Jenny Packham's contribution was an embellished black gown, softly draped; she has always understood that evening wear is a question about how a dress holds a woman's weight rather than how heavily it announces itself. Roksanda, next in the sequence, showed a tiered feathered fringe banded in black, red and ivory, a piece that read as an argument for colour blocking done slowly. Stella McCartney sent a polka-dot dress paired with a sculptural Stephen Jones hat, which is exactly the correct use of a Stephen Jones hat. Ashish countered with layered tulle in saturated colour, its lighter panels laid over darker underlayers so the whole thing hovered rather than flared.
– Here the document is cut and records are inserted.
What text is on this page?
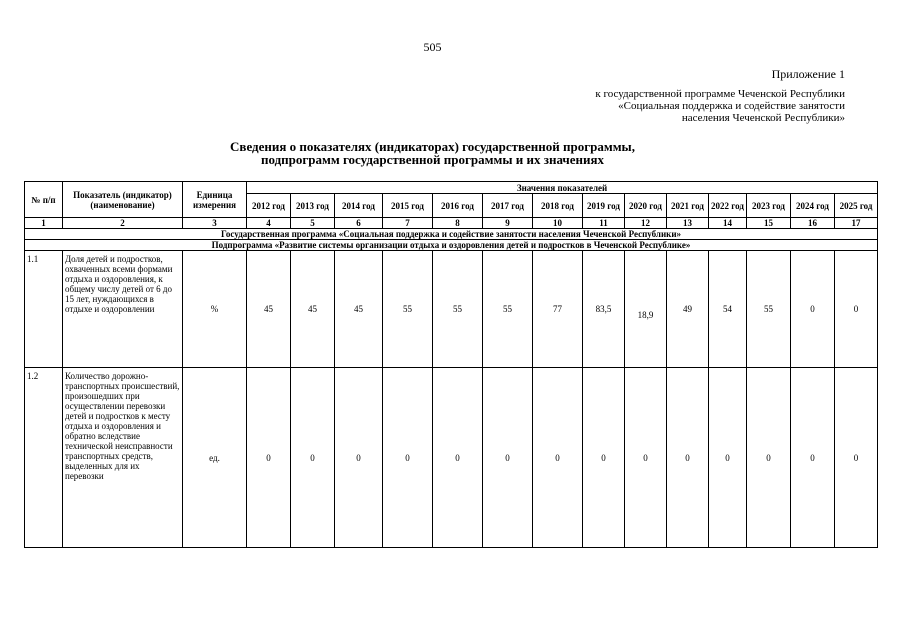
505
Приложение 1
к государственной программе Чеченской Республики
«Социальная поддержка и содействие занятости
населения Чеченской Республики»
Сведения о показателях (индикаторах) государственной программы,
подпрограмм государственной программы и их значениях
№ п/п	Показатель (индикатор) (наименование)	Единица измерения	Значения показателей													
			2012 год	2013 год	2014 год	2015 год	2016 год	2017 год	2018 год	2019 год	2020 год	2021 год	2022 год	2023 год	2024 год	2025 год
1	2	3	4	5	6	7	8	9	10	11	12	13	14	15	16	17
Государственная программа «Социальная поддержка и содействие занятости населения Чеченской Республики»																
Подпрограмма «Развитие системы организации отдыха и оздоровления детей и подростков в Чеченской Республике»																
1.1	Доля детей и подростков, охваченных всеми формами отдыха и оздоровления, к общему числу детей от 6 до 15 лет, нуждающихся в отдыхе и оздоровлении	%	45	45	45	55	55	55	77	83,5	18,9	49	54	55	0	0
1.2	Количество дорожно-транспортных происшествий, произошедших при осуществлении перевозки детей и подростков к месту отдыха и оздоровления и обратно вследствие технической неисправности транспортных средств, выделенных для их перевозки	ед.	0	0	0	0	0	0	0	0	0	0	0	0	0	0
16 Arlington showed a feathered column. Andreas Kronthaler for Vivienne Westwood supplied a corseted bodice over a mixed brocade skirt, keeping the house's argument about the foundation garment alive without resorting to pastiche. Dilara Findikoglu closed with a shaggy high-collared fur layered over a structured corset and snakeskin trousers, a look that slapped a full stop onto the evening and dared anyone to add another sentence.

A look from the 10 Magazine salon presentation inside the National Gallery, part of The Devil Wears Prada 2 London premiere

Inside the Sainsbury Wing at The Devil Wears Prada 2 premiere. Photography by Pip Bourdillon, courtesy of Disney UK.

What the gallery held

It is easy to be cynical about a film studio partnering with a fashion magazine inside a national institution. The cynical reading is that the Gallery is now a content partner, that a night like this is essentially a brand activation in very good lighting. That reading is not entirely wrong. But it misses the smaller, more interesting thing the evening did, which is to propose that London's designers are still one of the country's more coherent cultural arguments, and that they are most convincing when placed in a setting that refuses to flatten them into a marketing image.

The sequel itself, from what we saw in the cut shown to guests before dinner, feels more tender than its predecessor. Time has done its work on the characters. Miranda Priestly has acquired the slightly wearier elegance of a woman who now understands, completely, that taste is a form of labour. Andy, older, wary, less hungry, is drawn as the kind of editor who knows exactly how much of a story she is allowed to tell. Whether the film will generate a decade of costume references the way the first one did is a separate question. The first film had Patricia Field and a particular cultural moment. The sequel has the weight of nostalgia, which is a different substance and harder to work.

A closing note

The strength of British fashion has always been that it behaves like a salon even when no one is asking it to. There is a reason a gallery turned out to be the right room for this. Rhodes, Westwood, Packham, McCartney, Quinn, Reed, Findikoglu; a list like that is really a list of ways of speaking. The evening did not try to unify them. It let them sit next to one another and trusted the viewer to read the adjacencies.

At the end of the night, guests drifted out past the gold-framed paintings and the last of the florals, and the staff began to strike the set. By morning the gallery will be itself again, Rhodes's pleating and Findikoglu's fur and Reed's black frame packed back into their tissue. But for an evening London's designers were hung alongside the permanent collection and did not look out of place. That is the review.